### Final Credit Risk Assessment

Once we have developed all models - PD, LGD and EAD - we can compute EL (Expected Loss) for the whole database.

#### Packages

In [1]:
import os
import dill
import numpy as np
import pandas as pd

#### Importing data

In [2]:
df = pd.read_csv("../data/loan_data.csv")

  exec(code_obj, self.user_global_ns, self.user_ns)

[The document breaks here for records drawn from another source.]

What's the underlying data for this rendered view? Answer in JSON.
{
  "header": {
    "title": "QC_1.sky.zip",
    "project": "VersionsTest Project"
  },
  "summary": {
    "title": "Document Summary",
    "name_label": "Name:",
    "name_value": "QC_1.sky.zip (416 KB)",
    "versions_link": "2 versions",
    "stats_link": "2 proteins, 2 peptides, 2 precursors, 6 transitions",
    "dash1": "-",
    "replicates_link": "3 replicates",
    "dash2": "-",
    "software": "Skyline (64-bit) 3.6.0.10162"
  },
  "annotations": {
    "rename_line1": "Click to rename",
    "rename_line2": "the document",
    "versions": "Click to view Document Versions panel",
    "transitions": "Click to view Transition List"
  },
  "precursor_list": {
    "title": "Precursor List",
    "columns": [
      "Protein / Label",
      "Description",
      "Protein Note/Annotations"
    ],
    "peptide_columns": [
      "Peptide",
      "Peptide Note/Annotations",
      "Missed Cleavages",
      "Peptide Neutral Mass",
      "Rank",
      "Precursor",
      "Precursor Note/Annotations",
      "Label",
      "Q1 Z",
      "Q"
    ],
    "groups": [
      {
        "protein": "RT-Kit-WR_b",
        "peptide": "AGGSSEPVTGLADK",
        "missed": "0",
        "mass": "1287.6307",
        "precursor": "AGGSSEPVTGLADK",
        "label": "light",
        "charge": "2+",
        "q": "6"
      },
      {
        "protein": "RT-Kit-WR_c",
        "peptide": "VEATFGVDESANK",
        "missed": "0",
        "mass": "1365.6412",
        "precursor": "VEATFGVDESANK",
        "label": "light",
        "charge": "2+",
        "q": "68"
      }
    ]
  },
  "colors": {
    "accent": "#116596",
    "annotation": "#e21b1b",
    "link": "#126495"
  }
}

#### Importing model binaries

In [3]:
ARTIFACTS_PATH = "../models/artifacts/"
artifacts = {}

for artifact in os.listdir(ARTIFACTS_PATH):
    artifact_name = artifact.split(".")[0]
    with open(os.path.join(ARTIFACTS_PATH, artifact), "rb") as file:
        artifacts[artifact_name] = dill.load(file)

print(artifacts.keys())

dict_keys(['ead_model', 'pd_preprocessing', 'pd_model', 'lgd_preprocessing', 'ead_preprocessing', 'cleaner', 'lgd_model'])


#### General data cleaning

In [4]:
df["earliest_cr_line"] = df["earliest_cr_line"].fillna(df["issue_d"])
df = artifacts["cleaner"].transform(df)

#### PD Model

In [5]:
df["PD"] = artifacts["pd_model"].predict_proba(artifacts["pd_preprocessing"].transform(df))[:, 1]

#### LGD Model

In [6]:
df["LGD"] = 1.0 - np.clip(
    artifacts["lgd_model"].predict(
        artifacts["lgd_preprocessing"].transform(df).astype(float)
    ), 0, 1
)

#### EAD Model

In [7]:
df["EAD"] = np.clip(artifacts["ead_model"].predict(
    artifacts["ead_preprocessing"].transform(df).astype(float)
), 0, 1)

#### Estimating Expected Loss

In [8]:
df["EL"] = df["PD"] * df["LGD"] * df["EAD"] * df["funded_amnt"]

In [9]:
expected_loss = df["EL"].sum() / 1e9
total_funded_amnt = df["funded_amnt"].sum() / 1e9
print(f"Total EL: ${expected_loss:.1f} bn")
print(f"{100 * expected_loss / total_funded_amnt:.2f}%")

Total EL: $2.2 bn
32.59%